31. A method of displaying video images on a display of a mobile terminal video conferencing with at least two other participants, comprising: receiving at the mobile terminal a video signal containing a video image and an audio signal from each participant; comparing the audio signals received from said participants; displaying the video images on the mobile terminal display based on the comparison of the audio signals.

32. The method of claim 31 , wherein comparing the audio signals received from said participants determines an active participant.

33. The method of claim 32, wherein said active participant is said participant from whom the strongest audio signal is received.

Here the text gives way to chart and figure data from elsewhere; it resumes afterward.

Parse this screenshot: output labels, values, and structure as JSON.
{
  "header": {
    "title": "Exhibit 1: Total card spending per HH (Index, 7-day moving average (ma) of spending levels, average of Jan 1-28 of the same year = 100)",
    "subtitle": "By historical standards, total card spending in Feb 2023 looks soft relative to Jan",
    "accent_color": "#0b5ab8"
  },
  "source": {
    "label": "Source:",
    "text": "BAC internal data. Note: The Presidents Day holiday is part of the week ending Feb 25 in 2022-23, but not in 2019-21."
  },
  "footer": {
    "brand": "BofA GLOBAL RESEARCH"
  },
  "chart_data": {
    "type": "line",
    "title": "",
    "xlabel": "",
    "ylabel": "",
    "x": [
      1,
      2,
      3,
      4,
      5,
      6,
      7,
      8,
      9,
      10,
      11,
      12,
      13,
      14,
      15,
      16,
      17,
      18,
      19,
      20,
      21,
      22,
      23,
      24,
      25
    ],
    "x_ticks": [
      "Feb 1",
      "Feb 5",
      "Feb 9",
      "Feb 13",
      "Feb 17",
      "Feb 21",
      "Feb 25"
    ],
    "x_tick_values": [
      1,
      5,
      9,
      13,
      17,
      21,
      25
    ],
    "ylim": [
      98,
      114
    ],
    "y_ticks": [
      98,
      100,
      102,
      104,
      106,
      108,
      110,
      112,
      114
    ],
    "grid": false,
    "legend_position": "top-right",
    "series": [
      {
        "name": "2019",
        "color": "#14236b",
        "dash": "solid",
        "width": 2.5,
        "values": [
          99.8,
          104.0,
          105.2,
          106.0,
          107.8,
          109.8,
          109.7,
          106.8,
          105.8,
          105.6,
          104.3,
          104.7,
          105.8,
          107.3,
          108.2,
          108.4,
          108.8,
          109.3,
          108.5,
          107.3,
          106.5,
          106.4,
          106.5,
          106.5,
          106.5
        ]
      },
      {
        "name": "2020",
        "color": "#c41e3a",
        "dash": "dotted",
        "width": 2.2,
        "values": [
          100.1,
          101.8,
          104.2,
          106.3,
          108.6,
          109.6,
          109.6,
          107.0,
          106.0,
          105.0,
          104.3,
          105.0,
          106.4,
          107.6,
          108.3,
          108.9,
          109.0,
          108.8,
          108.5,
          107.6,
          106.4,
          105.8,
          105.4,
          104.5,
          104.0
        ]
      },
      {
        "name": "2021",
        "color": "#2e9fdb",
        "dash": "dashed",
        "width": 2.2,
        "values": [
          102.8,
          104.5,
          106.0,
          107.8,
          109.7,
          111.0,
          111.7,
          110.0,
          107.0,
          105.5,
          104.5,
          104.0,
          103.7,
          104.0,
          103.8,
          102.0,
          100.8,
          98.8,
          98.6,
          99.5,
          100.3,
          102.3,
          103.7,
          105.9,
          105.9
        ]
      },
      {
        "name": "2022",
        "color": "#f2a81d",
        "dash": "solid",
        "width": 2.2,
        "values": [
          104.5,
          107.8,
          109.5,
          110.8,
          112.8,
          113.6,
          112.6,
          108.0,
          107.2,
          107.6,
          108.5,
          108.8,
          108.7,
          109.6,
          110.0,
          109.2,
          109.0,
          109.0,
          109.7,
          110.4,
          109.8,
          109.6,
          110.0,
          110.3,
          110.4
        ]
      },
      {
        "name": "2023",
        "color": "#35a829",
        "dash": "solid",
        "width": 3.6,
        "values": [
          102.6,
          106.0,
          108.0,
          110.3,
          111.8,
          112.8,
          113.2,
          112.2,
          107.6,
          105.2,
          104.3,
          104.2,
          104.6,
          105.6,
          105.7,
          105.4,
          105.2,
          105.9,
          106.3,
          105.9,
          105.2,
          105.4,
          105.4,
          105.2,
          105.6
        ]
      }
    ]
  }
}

34. The method of claim 31 , wherein said comparing the audio signals received from said participants compares said audio signals over a selected period of time.

35. The method of claim 31, wherein said displaying the video image on the mobile terminal display based on the comparison of the audio signals comprises highlighting one video image.

36. The method of claim 35, wherein said highlighting one video image comprises displaying said one video image in an area larger than the area in which each other video image is displayed.

37. The method of claim 36, wherein only said one video image is displayed.

38. The method of claim 36, wherein said other video images are displayed in areas smaller than the area in which the one video image is displayed.

39. The method of claim 35, wherein said highlighting one video image comprises displaying a distinctive border around said one video image.

40. The method of claim 35, wherein said highlighting one video image comprises displaying alphanumeric identification regarding said one video signal.

41. The method of claim 35, wherein said highlighting one video image comprises freezing all but said one video image on said display.

42. The method of claim 35, wherein said highlighting one video image comprises displaying video images other than said one video image using colors different than colors used to display said one video image.

43. The method of claim 31 , further comprising: receiving a video data signal at said receiver; and wherein said displaying the video signal on the mobile terminal display based on the comparison of the audio signals comprises highlighting one video image and a video data image extracted from said video data signal.

44. The method of claim 43, wherein said highlighting one video image and said video data image comprises highlighting said video image associated with the strongest received audio signal.

45. A method of displaying video images on a display of a mobile terminal, comprising: displaying information on the mobile terminal display in a portrait mode; receiving a video signal containing a video image at the mobile terminal from a remote participant; displaying video images on the mobile terminal display in a landscape mode when more than one video image is displayed.

46. A method of outputting audio and video signals on a mobile terminal video conferencing with at least two other participants, comprising: receiving at the mobile terminal an audio signal and a video signal containing a video image from each participant; processing said audio signal from each participant to associate each of said received audio signals with said video signal received from the same remote participant; displaying the video images on a mobile terminal display with one video image displayed on the right side of said display and another video image displayed on the left side of said display; outputting said audio signal associated with said one video signal to a right speaker; and outputting said audio signal associated with said other video signal to a left speaker.